Livestockreview.com, Bisnis. Pandemi Covid-19 telah mengubah tatanan dunia secara dramatis dan masif dan akhirnya berimbas kepada semua sektor. Akibat pandemi, sektor pertanian tumbuh stagnan di kuartal I (Q1) 2020, yaitu sebesar 0,02% melambat dari Q1 2019 yang masih tumbuh sebesar 1,82%. Di masa pandemi ini sektor peternakan hanya tumbuh 2,86% melambat dari Q1 2019 yang tumbuh 7,96%. Dalam hal pemenuhan kebutuhan daging sapi pun selalu terdapat kesenjangan yang luar biasa. Kebutuhan daging nasional sebesar 650.000 ton per tahun atau setara 3,8-3,9 juta ekor sementara itu jumlah populasi sapi pedaging hingga tahun 2019 hanya sebanyak 17.118.650 ekor.
Hal tersebut diungkapkan oleh Ketua Umum Pengurus Besar Ikatan Sarjana Peternakan Indonesia Ir. Didiek Purwanto, IPU dalam Obrolan Peternakan (OPERA) yang diselenggarakan oleh Fakultas Peternakan (Fapet) UGM pada 3 Juli 2020 lalu melalui Zoom Meeting.
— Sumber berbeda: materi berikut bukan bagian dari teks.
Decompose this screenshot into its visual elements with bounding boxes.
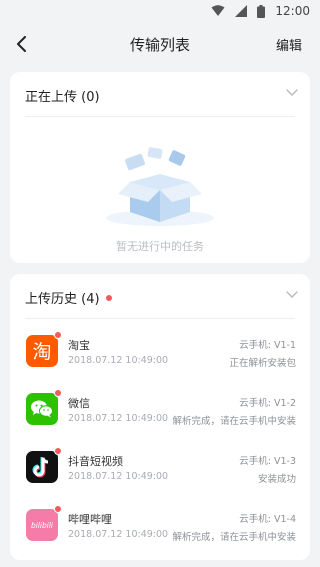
divider xyxy=(25,116,295,117)
status-badge xyxy=(54,389,62,397)
device-label: 云手机: V1-2 xyxy=(239,398,296,409)
divider xyxy=(25,318,295,319)
nav-bar: 传输列表 编辑 xyxy=(0,24,320,64)
app-name: 微信 xyxy=(68,397,90,410)
signal-icon xyxy=(235,5,248,17)
upload-status: 安装成功 xyxy=(257,474,296,485)
history-card: 上传历史 (4) 淘 淘宝 2018.07.12 10:49:00 云手机: V… xyxy=(10,274,310,560)
wechat-icon xyxy=(26,393,58,425)
open-box-icon xyxy=(106,147,214,226)
uploading-header[interactable]: 正在上传 (0) xyxy=(10,72,310,116)
device-label: 云手机: V1-1 xyxy=(239,340,296,351)
douyin-icon xyxy=(26,451,58,483)
empty-state-text: 暂无进行中的任务 xyxy=(116,240,204,253)
unread-dot xyxy=(105,294,112,301)
list-item[interactable]: 抖音短视频 2018.07.12 10:49:00 云手机: V1-3 安装成功 xyxy=(10,446,310,503)
uploading-title: 正在上传 (0) xyxy=(25,86,100,105)
app-name: 淘宝 xyxy=(68,339,90,352)
svg-text:bilibili: bilibili xyxy=(31,521,54,530)
upload-time: 2018.07.12 10:49:00 xyxy=(68,529,169,540)
chevron-down-icon[interactable] xyxy=(286,86,298,98)
list-item[interactable]: bilibili 哔哩哔哩 2018.07.12 10:49:00 云手机: V… xyxy=(10,504,310,561)
status-badge xyxy=(54,447,62,455)
uploading-card: 正在上传 (0) 暂无进行中的任务 xyxy=(10,72,310,263)
device-label: 云手机: V1-3 xyxy=(239,456,296,467)
upload-status: 解析完成，请在云手机中安装 xyxy=(172,416,296,427)
history-header[interactable]: 上传历史 (4) xyxy=(10,274,310,318)
status-bar: 12:00 xyxy=(0,0,320,24)
upload-time: 2018.07.12 10:49:00 xyxy=(68,471,169,482)
upload-status: 正在解析安装包 xyxy=(229,358,296,369)
history-title-text: 上传历史 (4) xyxy=(25,292,100,307)
history-title: 上传历史 (4) xyxy=(25,288,112,307)
app-name: 哔哩哔哩 xyxy=(68,513,112,526)
battery-icon xyxy=(257,4,266,18)
upload-time: 2018.07.12 10:49:00 xyxy=(68,355,169,366)
page-title: 传输列表 xyxy=(129,36,190,54)
bilibili-icon: bilibili xyxy=(26,509,58,541)
taobao-icon: 淘 xyxy=(26,335,58,367)
list-item[interactable]: 微信 2018.07.12 10:49:00 云手机: V1-2 解析完成，请在… xyxy=(10,388,310,445)
status-badge xyxy=(54,331,62,339)
upload-status: 解析完成，请在云手机中安装 xyxy=(172,532,296,543)
edit-button[interactable]: 编辑 xyxy=(276,35,302,54)
device-label: 云手机: V1-4 xyxy=(239,514,296,525)
list-item[interactable]: 淘 淘宝 2018.07.12 10:49:00 云手机: V1-1 正在解析安… xyxy=(10,330,310,387)
status-time: 12:00 xyxy=(275,4,310,18)
status-badge xyxy=(54,505,62,513)
upload-time: 2018.07.12 10:49:00 xyxy=(68,413,169,424)
app-name: 抖音短视频 xyxy=(68,455,123,468)
chevron-down-icon[interactable] xyxy=(286,288,298,300)
wifi-icon xyxy=(211,5,225,16)
uploading-title-text: 正在上传 (0) xyxy=(25,90,100,105)
svg-text:淘: 淘 xyxy=(32,341,51,363)
status-icons: 12:00 xyxy=(211,4,310,18)
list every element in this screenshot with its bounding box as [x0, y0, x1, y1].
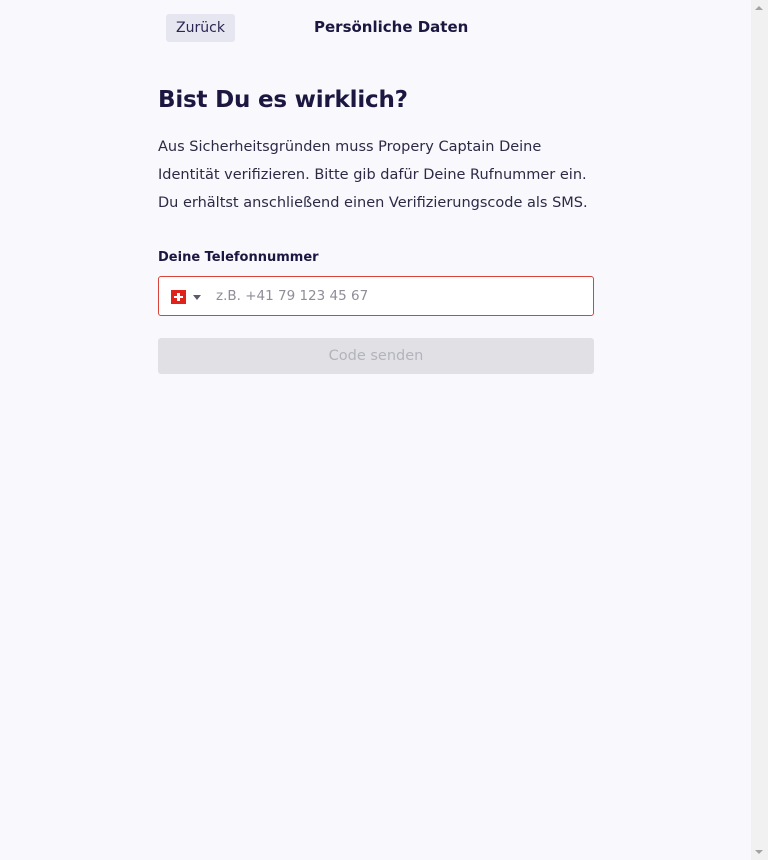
chevron-down-icon	[193, 295, 201, 300]
scroll-down-icon[interactable]	[755, 850, 763, 854]
country-select[interactable]	[171, 289, 205, 305]
phone-field	[158, 276, 594, 316]
page-title: Persönliche Daten	[314, 18, 469, 36]
phone-label: Deine Telefonnummer	[158, 250, 319, 265]
scrollbar[interactable]	[751, 0, 768, 860]
back-button[interactable]: Zurück	[166, 14, 235, 42]
intro-line: Aus Sicherheitsgründen muss Propery Capt…	[158, 139, 542, 155]
intro-line: Identität verifizieren. Bitte gib dafür …	[158, 167, 587, 183]
send-code-button[interactable]: Code senden	[158, 338, 594, 374]
heading: Bist Du es wirklich?	[158, 87, 408, 113]
scroll-up-icon[interactable]	[755, 6, 763, 10]
intro-line: Du erhältst anschließend einen Verifizie…	[158, 195, 588, 211]
verification-form: Bist Du es wirklich? Aus Sicherheitsgrün…	[158, 84, 594, 374]
page: Zurück Persönliche Daten Bist Du es wirk…	[0, 0, 751, 860]
swiss-flag-icon	[171, 290, 186, 304]
top-bar: Zurück Persönliche Daten	[166, 14, 596, 42]
phone-input[interactable]	[216, 286, 576, 306]
intro-text: Aus Sicherheitsgründen muss Propery Capt…	[158, 133, 598, 217]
Ketidakmampuan produksi lokal memenuhi kebutuhan daging nasional tersebut menurut Didiek disebabkan oleh belum tuntasnya beberapa permasalahan. Beberapa hal tersebut ialah makin tingginya gap antara supply dan demand, arah pembangunan yang belum jelas, ego kedaerahan setelah adanya otonomi daerah, dan belum berubahnya pola beternak.
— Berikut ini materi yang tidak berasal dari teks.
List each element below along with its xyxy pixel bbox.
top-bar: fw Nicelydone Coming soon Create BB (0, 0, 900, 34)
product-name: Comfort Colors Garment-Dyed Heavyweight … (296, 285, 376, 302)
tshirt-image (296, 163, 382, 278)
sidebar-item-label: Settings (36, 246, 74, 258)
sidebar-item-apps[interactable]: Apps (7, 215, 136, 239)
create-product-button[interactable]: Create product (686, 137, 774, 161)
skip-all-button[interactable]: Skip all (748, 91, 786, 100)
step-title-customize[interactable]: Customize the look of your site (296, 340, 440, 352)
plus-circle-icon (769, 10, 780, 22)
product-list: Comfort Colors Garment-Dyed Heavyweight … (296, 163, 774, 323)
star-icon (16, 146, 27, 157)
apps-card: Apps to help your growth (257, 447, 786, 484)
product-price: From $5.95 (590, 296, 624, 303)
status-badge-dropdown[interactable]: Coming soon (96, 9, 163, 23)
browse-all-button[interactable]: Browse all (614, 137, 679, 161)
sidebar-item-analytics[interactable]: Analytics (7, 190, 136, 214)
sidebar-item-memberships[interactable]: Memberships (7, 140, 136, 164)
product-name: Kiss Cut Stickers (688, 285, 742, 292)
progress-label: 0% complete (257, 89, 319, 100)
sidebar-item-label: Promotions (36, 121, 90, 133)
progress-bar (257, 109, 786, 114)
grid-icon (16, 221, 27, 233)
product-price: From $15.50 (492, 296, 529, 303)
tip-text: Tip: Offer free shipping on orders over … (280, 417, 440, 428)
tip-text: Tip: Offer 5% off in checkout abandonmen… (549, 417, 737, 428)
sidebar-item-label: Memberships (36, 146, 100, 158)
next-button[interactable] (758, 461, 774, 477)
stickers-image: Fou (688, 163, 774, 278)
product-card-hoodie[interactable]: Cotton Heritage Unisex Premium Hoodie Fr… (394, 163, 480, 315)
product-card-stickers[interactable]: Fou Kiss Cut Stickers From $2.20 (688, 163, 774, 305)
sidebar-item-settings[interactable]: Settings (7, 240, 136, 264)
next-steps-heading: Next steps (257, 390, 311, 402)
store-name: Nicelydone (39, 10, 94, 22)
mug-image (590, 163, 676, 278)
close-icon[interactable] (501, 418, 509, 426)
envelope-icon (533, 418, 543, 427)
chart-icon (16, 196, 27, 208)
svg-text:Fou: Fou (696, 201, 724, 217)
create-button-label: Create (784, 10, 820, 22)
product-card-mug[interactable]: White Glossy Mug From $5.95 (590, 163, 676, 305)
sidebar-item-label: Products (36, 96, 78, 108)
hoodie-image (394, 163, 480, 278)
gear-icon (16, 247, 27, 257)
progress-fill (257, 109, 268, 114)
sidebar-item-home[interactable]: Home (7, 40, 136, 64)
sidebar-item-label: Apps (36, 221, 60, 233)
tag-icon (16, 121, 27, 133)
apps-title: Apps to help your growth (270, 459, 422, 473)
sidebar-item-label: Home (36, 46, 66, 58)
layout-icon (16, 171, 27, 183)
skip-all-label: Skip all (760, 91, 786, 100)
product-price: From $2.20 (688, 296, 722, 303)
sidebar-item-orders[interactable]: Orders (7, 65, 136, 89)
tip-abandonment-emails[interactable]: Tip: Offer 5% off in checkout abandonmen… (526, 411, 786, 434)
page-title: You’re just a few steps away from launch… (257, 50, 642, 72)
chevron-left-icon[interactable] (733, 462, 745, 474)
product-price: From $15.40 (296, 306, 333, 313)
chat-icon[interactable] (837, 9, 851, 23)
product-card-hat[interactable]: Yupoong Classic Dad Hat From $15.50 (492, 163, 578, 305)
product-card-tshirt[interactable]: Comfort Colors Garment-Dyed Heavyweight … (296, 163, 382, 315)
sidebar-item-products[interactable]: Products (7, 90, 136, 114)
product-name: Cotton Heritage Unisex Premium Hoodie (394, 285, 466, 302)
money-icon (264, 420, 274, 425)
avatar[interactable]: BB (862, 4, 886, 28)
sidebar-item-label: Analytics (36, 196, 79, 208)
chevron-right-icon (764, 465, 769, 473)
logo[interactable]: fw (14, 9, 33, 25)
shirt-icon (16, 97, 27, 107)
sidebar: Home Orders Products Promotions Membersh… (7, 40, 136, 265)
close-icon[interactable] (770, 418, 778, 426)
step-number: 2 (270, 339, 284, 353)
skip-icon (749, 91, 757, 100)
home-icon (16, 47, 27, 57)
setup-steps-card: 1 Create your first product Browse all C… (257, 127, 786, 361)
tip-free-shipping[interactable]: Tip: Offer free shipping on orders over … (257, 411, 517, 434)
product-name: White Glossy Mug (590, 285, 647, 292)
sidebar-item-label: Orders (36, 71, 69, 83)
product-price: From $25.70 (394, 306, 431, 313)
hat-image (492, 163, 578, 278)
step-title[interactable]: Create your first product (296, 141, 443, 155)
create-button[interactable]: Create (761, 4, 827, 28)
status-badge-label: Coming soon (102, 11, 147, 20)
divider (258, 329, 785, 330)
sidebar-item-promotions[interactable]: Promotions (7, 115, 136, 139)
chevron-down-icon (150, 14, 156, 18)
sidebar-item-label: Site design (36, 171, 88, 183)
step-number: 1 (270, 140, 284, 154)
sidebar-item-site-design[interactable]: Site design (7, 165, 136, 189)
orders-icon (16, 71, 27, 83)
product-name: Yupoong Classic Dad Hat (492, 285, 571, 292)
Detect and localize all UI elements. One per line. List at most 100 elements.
Di masa pandemi ini, keadaan diperparah dengan harga sapi di Q1 mencapai $3/kg/hidup, nilai tukar rupiah Q1 menembus Rp16.500,00 bahkan sampai Rp17.000,00, daya beli turun secara signifikan, biaya operasional meningkat karena meningkatnya harga bahan baku pakan, dan tata niaga dan logistik terhambat karena penerapan PSBB di beberapa daerah di Australia.
Untuk mengatasi hal tersebut, Didiek menyebutkan beberapa tindakan yang perlu dilakukan. Pertama, arah pembangunan peternakan yang terstruktur, berkelanjutan, kesamaan bahasa serta partisipatif aktif semua pemangku kepentingan permberdayaan dan perlindungan peternak lokal.
Kedua, harmonisasi regulasi interdepartmen yang sejalan dengan perundangan dan PP. Ketiga, inventaris dan optimalisasi sumber daya lokal potensial, infrastruktur informasi dan teknologi harus ada di daerah.
Keempat, peternakan harus dibangun berdasarkan klasterisasi atau spesialisasi sebuah wilayah, pembiayaan dan kebijakan fiskal yang mendukung serta skema pembiayaan yang efektif dan efisien.
Kelima, segera disusun konsep tata ruang pengembangan industri, struktur sistem agribisnis, kesehatan hewan dan veteriner. Keenam, pembangunan peternakan berorientasi industri dan terinegrasi dengan memperhatikan tuntutan era globalisasi dan industri 4.0.